WITH a new marching season approaching, the red lights are flashing danger as attempts to establish dialogue and mediation between residents groups and the Orange Order across the North have broken down or stalled.
The first test in what could be yet another season of confrontation and disorder could take place at Easter, which falls towards the end of March this year, when an Orange parade is due to take place on the Ormeau Road in Belfast.
Yesterday it emerged that members of the Orange Lodge of Dunloy, the predominantly Catholic Antrim village which was the centre of much confrontation last year, have broken off discussions after a meeting with the Mediation Network.
A lodge spokesman, Mr John Finlay, said there would be no further discussion. He said: "The residents group in Dunloy could not deliver, and that is the fundamental flaw - that they don't seem to want to deliver or cannot deliver or, when we do get some agreement through a third party, then they move the goalposts.
A local SDLP representative, Mr Sean Farren, said it was a matter of regret that the Orange Order had withdrawn.

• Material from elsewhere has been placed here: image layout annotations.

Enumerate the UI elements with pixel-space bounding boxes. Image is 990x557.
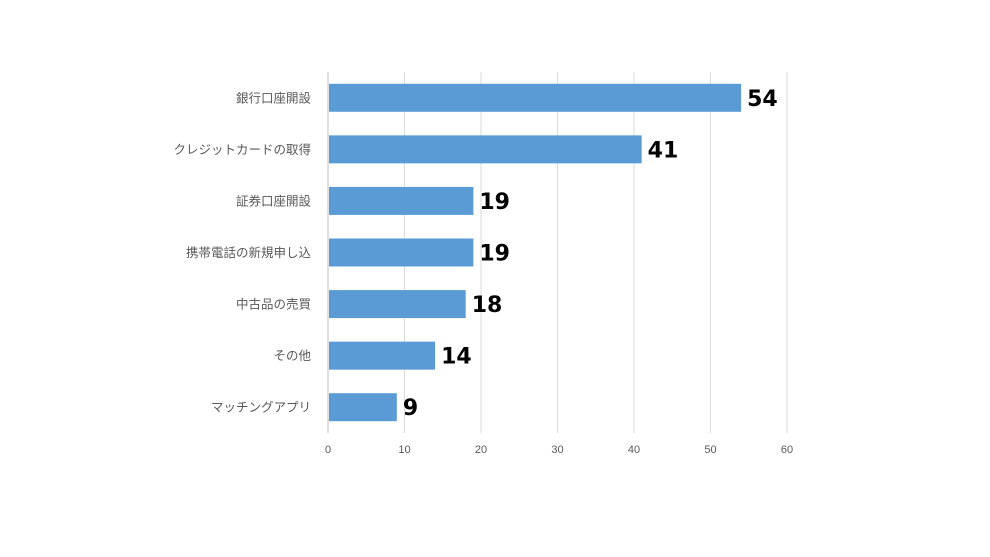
bar [329, 341, 436, 370]
bar [329, 135, 642, 164]
category-label: 銀行口座開設 [236, 90, 312, 105]
bar [329, 238, 474, 267]
x-tick-label: 20 [475, 444, 487, 456]
category-label: 中古品の売買 [236, 297, 311, 312]
data-label: 18 [472, 293, 503, 318]
category-label: クレジットカードの取得 [173, 142, 311, 157]
category-label: マッチングアプリ [211, 400, 311, 415]
x-tick-label: 40 [628, 444, 640, 456]
category-label: その他 [273, 348, 311, 363]
data-label: 41 [648, 138, 679, 163]
data-label: 14 [441, 345, 472, 370]
x-tick-label: 30 [551, 444, 563, 456]
data-label: 54 [747, 87, 778, 112]
data-label: 19 [479, 190, 510, 215]
data-label: 9 [403, 396, 418, 421]
x-tick-label: 10 [398, 444, 410, 456]
category-label: 携帯電話の新規申し込 [186, 245, 312, 260]
data-label: 19 [479, 242, 510, 267]
bar [329, 83, 742, 112]
x-tick-label: 50 [704, 444, 716, 456]
bar [329, 186, 474, 215]
bar [329, 393, 397, 422]
x-tick-label: 60 [781, 444, 793, 456]
category-label: 証券口座開設 [236, 193, 312, 208]
bar [329, 290, 466, 319]
x-tick-label: 0 [325, 444, 331, 456]
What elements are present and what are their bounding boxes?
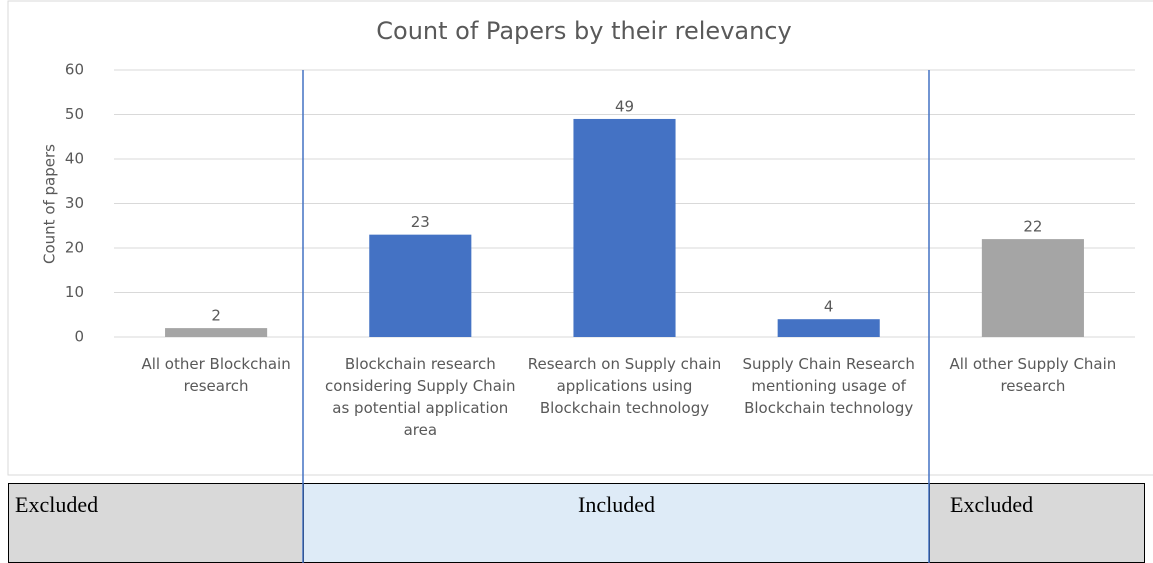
value-label: 23: [411, 213, 430, 231]
y-tick-label: 50: [65, 105, 84, 123]
y-tick-label: 40: [65, 150, 84, 168]
x-tick-label: All other Supply Chain research: [949, 355, 1117, 395]
x-tick-label: All other Blockchain research: [141, 355, 291, 395]
y-tick-label: 30: [65, 194, 84, 212]
excluded-box: Excluded: [8, 483, 304, 563]
included-box: Included: [303, 483, 930, 563]
bar: [165, 328, 268, 337]
y-tick-label: 60: [65, 61, 84, 79]
value-label: 4: [824, 298, 834, 316]
bar: [573, 118, 676, 337]
bar: [369, 234, 472, 337]
x-tick-label: Blockchain research considering Supply C…: [325, 355, 516, 439]
bar: [777, 319, 880, 337]
y-tick-label: 10: [65, 283, 84, 301]
x-tick-label: Supply Chain Research mentioning usage o…: [742, 355, 915, 417]
value-label: 2: [211, 307, 221, 325]
value-label: 49: [615, 97, 634, 115]
x-tick-label: Research on Supply chain applications us…: [527, 355, 722, 417]
bar: [981, 239, 1084, 337]
y-tick-label: 0: [74, 328, 84, 346]
value-label: 22: [1023, 218, 1042, 236]
chart-title: Count of Papers by their relevancy: [376, 17, 791, 45]
y-tick-label: 20: [65, 239, 84, 257]
y-axis-label: Count of papers: [41, 144, 59, 264]
excluded-box: Excluded: [929, 483, 1145, 563]
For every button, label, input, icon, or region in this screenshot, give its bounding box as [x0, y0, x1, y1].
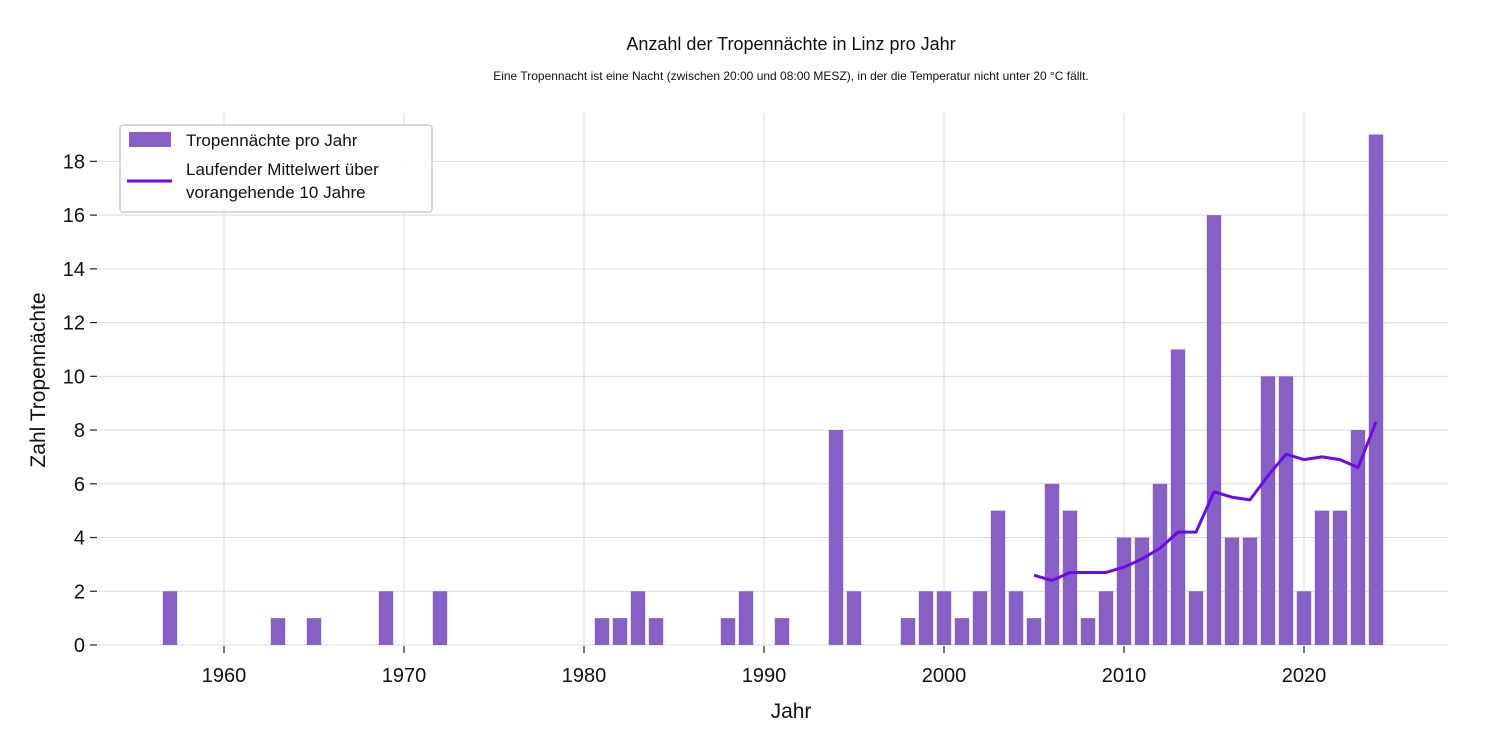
legend-line-label-2: vorangehende 10 Jahre: [186, 183, 366, 202]
bar: [1044, 483, 1060, 645]
bar: [1278, 376, 1294, 645]
y-axis: 0 2 4 6 8 10 12 14 16 18: [63, 151, 97, 657]
bar: [738, 591, 754, 645]
bar: [720, 618, 736, 645]
bar: [1026, 618, 1042, 645]
bar: [612, 618, 628, 645]
bar: [270, 618, 286, 645]
bar: [936, 591, 952, 645]
bar: [828, 430, 844, 645]
chart-subtitle: Eine Tropennacht ist eine Nacht (zwische…: [493, 69, 1089, 83]
x-axis: 1960 1970 1980 1990 2000 2010 2020: [202, 646, 1327, 687]
bar: [990, 510, 1006, 645]
bar: [954, 618, 970, 645]
bar: [594, 618, 610, 645]
legend: Tropennächte pro Jahr Laufender Mittelwe…: [119, 124, 433, 213]
grid: [98, 113, 1448, 646]
chart-title: Anzahl der Tropennächte in Linz pro Jahr: [626, 34, 955, 54]
bar: [378, 591, 394, 645]
legend-line-label-1: Laufender Mittelwert über: [186, 160, 379, 179]
bar: [1368, 134, 1384, 646]
bar: [1008, 591, 1024, 645]
bar: [1260, 376, 1276, 645]
bar: [1332, 510, 1348, 645]
bar: [1080, 618, 1096, 645]
x-tick-label: 1980: [562, 665, 607, 687]
y-tick-label: 16: [63, 205, 85, 227]
y-tick-label: 14: [63, 259, 85, 281]
bar: [918, 591, 934, 645]
bar: [630, 591, 646, 645]
legend-bar-swatch: [129, 132, 171, 147]
y-tick-label: 6: [74, 474, 85, 496]
y-tick-label: 10: [63, 366, 85, 388]
bar: [1224, 537, 1240, 645]
bar: [1134, 537, 1150, 645]
bar: [1242, 537, 1258, 645]
bar: [1296, 591, 1312, 645]
x-tick-label: 1960: [202, 665, 247, 687]
y-tick-label: 4: [74, 528, 85, 550]
bar-series: [162, 134, 1384, 646]
bar: [648, 618, 664, 645]
bar: [972, 591, 988, 645]
bar: [846, 591, 862, 645]
y-axis-label: Zahl Tropennächte: [27, 292, 50, 467]
bar: [1314, 510, 1330, 645]
y-tick-label: 12: [63, 313, 85, 335]
x-tick-label: 2000: [922, 665, 967, 687]
x-axis-label: Jahr: [771, 700, 812, 723]
y-tick-label: 0: [74, 635, 85, 657]
bar: [162, 591, 178, 645]
x-tick-label: 1990: [742, 665, 787, 687]
bar: [1206, 215, 1222, 645]
bar: [306, 618, 322, 645]
bar: [774, 618, 790, 645]
y-tick-label: 2: [74, 581, 85, 603]
bar: [1152, 483, 1168, 645]
bar: [1170, 349, 1186, 645]
bar: [1188, 591, 1204, 645]
x-tick-label: 2010: [1102, 665, 1147, 687]
y-tick-label: 8: [74, 420, 85, 442]
bar: [1098, 591, 1114, 645]
bar: [1350, 430, 1366, 645]
x-tick-label: 1970: [382, 665, 427, 687]
bar: [432, 591, 448, 645]
x-tick-label: 2020: [1282, 665, 1327, 687]
bar: [1116, 537, 1132, 645]
legend-bar-label: Tropennächte pro Jahr: [186, 131, 358, 150]
y-tick-label: 18: [63, 151, 85, 173]
legend-box: [119, 124, 433, 213]
line-series: [1033, 421, 1378, 583]
running-mean-line: [1033, 421, 1378, 583]
bar: [900, 618, 916, 645]
bar: [1062, 510, 1078, 645]
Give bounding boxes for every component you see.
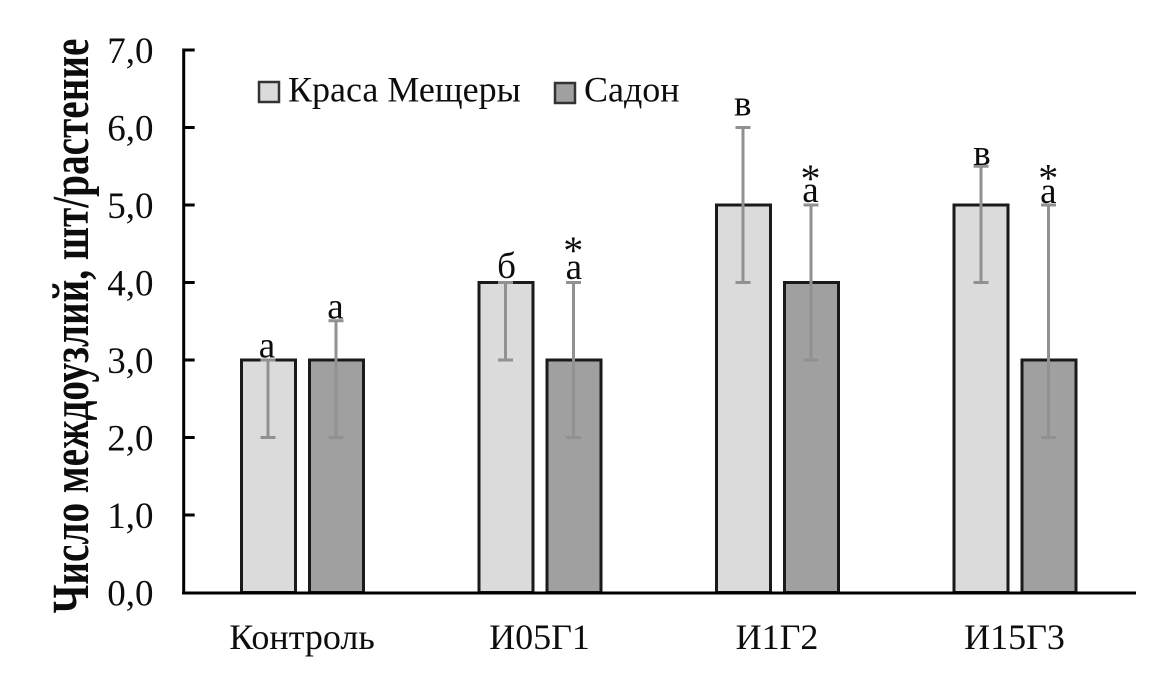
svg-text:2,0: 2,0 [107, 419, 153, 460]
svg-text:а: а [802, 170, 818, 211]
svg-text:0,0: 0,0 [107, 574, 153, 615]
svg-text:И05Г1: И05Г1 [489, 617, 590, 657]
svg-text:Число междоузлий, шт/растение: Число междоузлий, шт/растение [42, 39, 100, 614]
svg-text:4,0: 4,0 [107, 264, 153, 305]
svg-text:б: б [497, 246, 516, 287]
svg-text:*: * [1038, 156, 1058, 201]
svg-text:6,0: 6,0 [107, 109, 153, 150]
svg-text:И15Г3: И15Г3 [964, 617, 1065, 657]
svg-text:*: * [801, 156, 821, 201]
svg-text:а: а [327, 287, 343, 328]
svg-text:7,0: 7,0 [107, 31, 153, 72]
svg-text:Контроль: Контроль [229, 617, 375, 657]
svg-text:1,0: 1,0 [107, 496, 153, 537]
svg-text:в: в [973, 133, 990, 174]
svg-text:а: а [566, 247, 582, 288]
svg-text:*: * [563, 228, 583, 273]
svg-text:Краса Мещеры: Краса Мещеры [288, 70, 521, 110]
svg-text:а: а [1040, 171, 1056, 212]
svg-text:Садон: Садон [584, 70, 680, 110]
svg-text:а: а [259, 326, 275, 367]
svg-text:5,0: 5,0 [107, 186, 153, 227]
svg-text:И1Г2: И1Г2 [736, 617, 819, 657]
svg-text:3,0: 3,0 [107, 341, 153, 382]
svg-text:в: в [734, 84, 751, 125]
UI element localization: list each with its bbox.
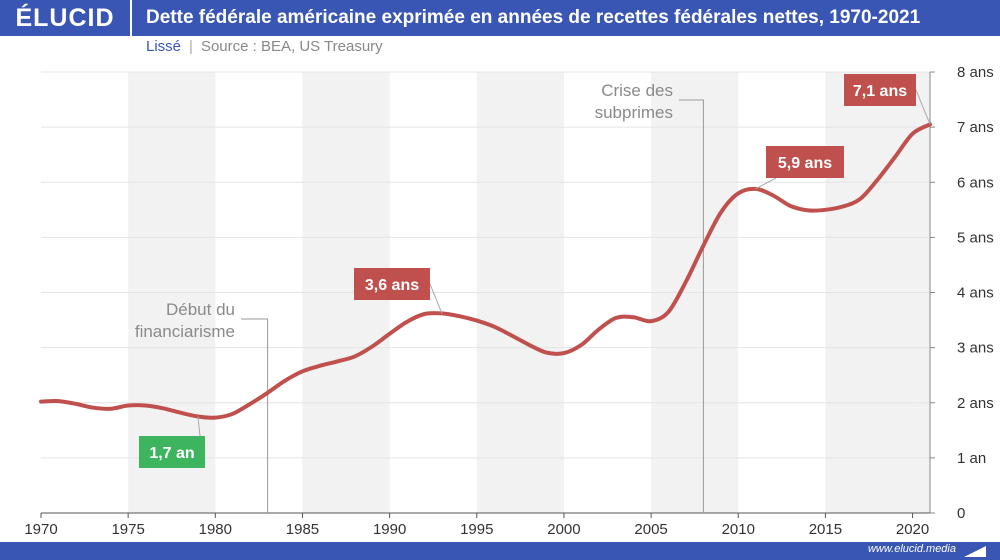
data-label: 7,1 ans — [853, 83, 907, 100]
y-tick-label: 8 ans — [957, 64, 994, 81]
x-tick-label: 2015 — [809, 521, 842, 538]
x-tick-label: 1980 — [199, 521, 232, 538]
annotation-text: Crise des — [601, 81, 673, 100]
site-link[interactable]: www.elucid.media — [867, 543, 956, 555]
data-label: 3,6 ans — [365, 277, 419, 294]
annotation-text: financiarisme — [135, 322, 235, 341]
annotation-text: Début du — [166, 300, 235, 319]
x-tick-label: 1970 — [24, 521, 57, 538]
x-tick-label: 1985 — [286, 521, 319, 538]
y-axis-ticks: 0 1 an 2 ans 3 ans 4 ans 5 ans 6 ans 7 ans 8 ans — [930, 64, 994, 522]
y-tick-label: 1 an — [957, 450, 986, 467]
x-tick-label: 1990 — [373, 521, 406, 538]
annotation-text: subprimes — [595, 103, 673, 122]
y-tick-label: 4 ans — [957, 285, 994, 302]
data-label-box — [354, 268, 430, 300]
y-tick-label: 7 ans — [957, 119, 994, 136]
footer-bar: www.elucid.media — [0, 542, 1000, 560]
x-tick-label: 1975 — [111, 521, 144, 538]
label-leader — [915, 89, 931, 125]
source-note: Source : BEA, US Treasury — [200, 38, 383, 55]
label-leader — [755, 177, 777, 190]
subtitle: Lissé | Source : BEA, US Treasury — [146, 38, 383, 55]
x-tick-label: 2000 — [547, 521, 580, 538]
x-tick-label: 1995 — [460, 521, 493, 538]
annotations: Début du financiarisme Crise des subprimes — [135, 81, 704, 513]
data-label: 5,9 ans — [778, 155, 832, 172]
y-tick-label: 2 ans — [957, 395, 994, 412]
series-line — [39, 122, 932, 420]
y-tick-label: 0 — [957, 505, 965, 522]
elucid-mark-icon — [964, 546, 986, 557]
header-bar: ÉLUCID Dette fédérale américaine exprimé… — [0, 0, 1000, 36]
data-label: 1,7 an — [149, 445, 194, 462]
annotation-line — [679, 99, 704, 513]
annotation-line — [241, 318, 269, 513]
x-tick-label: 2005 — [634, 521, 667, 538]
label-leaders — [197, 89, 931, 437]
y-tick-label: 5 ans — [957, 229, 994, 246]
subtitle-separator: | — [189, 38, 193, 55]
data-label-box — [766, 146, 844, 178]
y-tick-label: 6 ans — [957, 174, 994, 191]
y-tick-label: 3 ans — [957, 340, 994, 357]
x-tick-label: 2020 — [896, 521, 929, 538]
label-leader — [429, 283, 443, 314]
data-label-box — [844, 74, 916, 106]
chart-title: Dette fédérale américaine exprimée en an… — [146, 7, 921, 28]
data-labels: 1,7 an 3,6 ans 5,9 ans 7,1 ans — [139, 74, 916, 468]
data-label-box — [139, 436, 205, 468]
label-leader — [197, 416, 201, 437]
x-axis-ticks: 1970 1975 1980 1985 1990 1995 2000 2005 2010 2015… — [24, 513, 929, 538]
x-tick-label: 2010 — [722, 521, 755, 538]
smoothing-note: Lissé — [146, 38, 182, 55]
elucid-logo: ÉLUCID — [0, 0, 132, 36]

The local lodge will meet the RUC Chief Constable, Mr Ronnie Flanagan, tomorrow to discuss the issue. Only robust and decisive action by Mr Flanagan prevented a pitched battle in Dunloy last August when buses carrying about 1,000 Apprentice Boys home from their annual parade in Derry diverted to Dunloy with the intention of marching through the village.
When the Apprentice Boys refused to desist and tried to bypass police lines and get at the village through fields, the RUC used batons to force them back onto the buses.
Most local Orange lodges in flashpoint areas are continuing to refuse to talk to residents groups about compromise arrangements for this year's marches.
This policy was supported yesterday by the assistant Grand Master of the order and leading UUP politician, Mr Jeffrey Donaldson, when he asserted that Sinn Fein was orchestrating a widespread protest campaign against marches this year.
He said: "We have received reports from a number of areas, in at least three counties, that meetings have been held in these localities attended by Sinn Fein representatives, and the objective has been to set up so called concerned residents' groups and oppose Orange parades in these areas.
He did not know how coordinated this was but if it spread to other areas, it would have "serious implications".
Mr Gerard Rice, of the Lower Ormeau Concerned Community, said they had been contacted by people from several Catholic areas which had experienced trouble last year. Some areas had held meetings, which he and other spokesmen from established groups had attended but these meetings were open to all political parties.
His organisation in giving advice always advocated peaceful protest, he said - "burning and rioting are not the way forward".
Mr Rice said: "We offer advice. We do not tell people to set up residents groups. We have said to the Orange Order that before the issue becomes an open sore, they should talk to those local people they know what the grievances are and where problems may arise."
Amid reports that the British government may postpone any action to implement the forthcoming North Review report on parades, the Alliance Party leader, Lord Alderdice, yesterday strongly cautioned the government against any "lukewarm response".
He said in a statement: "It is certainly the Alliance view, and has been for some years before it became popular, that an independent tribunal with binding powers was necessary to deal with the contentious matter of parades and marches."
Both the Lower Ormeau Road and the Garvaghy Road residents groups assert that in spite of numerous letters, the local Orange organisations have not responded to invitations to become involved in discussions. Other flashpoint areas last year where trouble could arise again are Maghera, Co Derry, Crumlin, outside Belfast, and Armagh City. The Apprentice Boys' intention to march on the Derry walls again next August will also cause controversy.
A former SDLP councillor, Mr Brian Feeney, suggested in an article in the Irish News yesterday that for any march deemed controversial, the deposit of a bond should be required, involving public liability insurance of £10 million sterling.
Unlimited fines should be imposed jointly and severally on the Orange membership in any district which defied an order not to march, he said.
Suggestions were also set out by former Senator John Robb and Mr Jack McDowell. They included the point that no march or parade by any organisation should be permitted through territory "in which there is clearly significant opposition to it without due process of consultation, dialogue and agreement on an acceptable accommodation".
They added: "Verification of such opposition should be required at an adequately advertised and open meeting of residents and such verification should be conveyed by a duly constituted committee."
They further said that no one should be denied access to a church service. In addition: "Any parade, known to have more than 50 per cent of participants belonging to the congregation of a particular church, should have right of attendance to the church guaranteed unless there is strong evidence to suggest the likelihood of provocative action on behalf of the marchers, or that the march in question is merely an exercise in coat trailing through territory in which it is not welcome.